David Loftus wrote:Now the fundies are getting into a lather about the movie of "The Golden Compass," even though the filmmakers have smoothed away Philip Pullman's anti-Christian themes.

.


Is it too late to weigh in on this one? The Catholic School Board in my community has recently voted to remove all of Pullman's books from their libraries. This despite the recomendations of a review comittee (on which my mother sat) who enthusiastically endorsed the book.

"We were disapointed with the committee's decision" said one Board member, as they voted to ban the book anyway.

I just finished reading The Golden Compass. It's one of they most wonderful books I've ever read. To actively prevent children from getting their hands on it is a crime. I take a little consolation in knowing that more curious kids are going to be drawn to the book than might have been before.

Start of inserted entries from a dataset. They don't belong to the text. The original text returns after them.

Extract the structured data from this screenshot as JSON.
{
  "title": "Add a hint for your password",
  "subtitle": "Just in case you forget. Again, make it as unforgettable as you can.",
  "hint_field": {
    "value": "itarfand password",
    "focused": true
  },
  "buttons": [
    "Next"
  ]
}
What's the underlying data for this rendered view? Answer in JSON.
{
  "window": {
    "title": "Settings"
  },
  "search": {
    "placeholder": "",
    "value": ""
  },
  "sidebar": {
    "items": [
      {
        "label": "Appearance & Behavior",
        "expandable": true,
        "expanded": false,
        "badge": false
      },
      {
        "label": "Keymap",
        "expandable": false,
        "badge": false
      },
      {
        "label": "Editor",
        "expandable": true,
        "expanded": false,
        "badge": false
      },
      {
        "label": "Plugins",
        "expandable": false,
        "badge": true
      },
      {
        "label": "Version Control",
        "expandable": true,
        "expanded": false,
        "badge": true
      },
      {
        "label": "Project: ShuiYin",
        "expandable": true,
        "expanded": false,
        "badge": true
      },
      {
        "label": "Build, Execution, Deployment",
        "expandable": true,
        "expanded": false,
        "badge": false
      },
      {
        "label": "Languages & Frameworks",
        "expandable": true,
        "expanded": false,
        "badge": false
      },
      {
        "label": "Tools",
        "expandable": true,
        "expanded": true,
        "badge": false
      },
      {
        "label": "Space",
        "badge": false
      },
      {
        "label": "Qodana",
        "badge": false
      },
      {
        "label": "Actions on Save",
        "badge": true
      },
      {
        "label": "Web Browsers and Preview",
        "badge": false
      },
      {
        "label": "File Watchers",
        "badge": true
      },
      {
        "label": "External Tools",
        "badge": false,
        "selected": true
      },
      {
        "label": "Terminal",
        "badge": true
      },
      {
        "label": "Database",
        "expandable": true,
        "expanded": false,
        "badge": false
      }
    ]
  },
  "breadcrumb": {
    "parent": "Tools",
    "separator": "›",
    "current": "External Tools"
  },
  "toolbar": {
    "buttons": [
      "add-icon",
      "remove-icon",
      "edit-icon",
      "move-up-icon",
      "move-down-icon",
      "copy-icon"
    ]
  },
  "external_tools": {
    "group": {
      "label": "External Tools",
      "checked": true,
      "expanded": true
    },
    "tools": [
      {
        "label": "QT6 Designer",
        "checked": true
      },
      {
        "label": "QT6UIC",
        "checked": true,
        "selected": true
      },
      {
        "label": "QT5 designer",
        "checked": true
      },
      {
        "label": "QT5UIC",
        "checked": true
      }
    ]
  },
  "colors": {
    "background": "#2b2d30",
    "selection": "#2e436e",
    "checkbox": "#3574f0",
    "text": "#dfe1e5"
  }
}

Arrogance, superstition and idiocy. The nail in the coffin of my religious faith.

Coincidentally enough, I have also recently complete God is Not Great by Christopher Hitchens.

rich

Postby rich » Tue Jan 08, 2008 7:36 am

It's never too late. I'm a little surprised, though. I thought Canada deported all the rednecks and inbreeds to their southern neighbor, America. Don't tell me there's pockets of Canada that are irrational??

I simply cannot believe that the country that gave us chewing gum, lacrosse, and Michael J Fox would ban books. Won't believe it. Nope.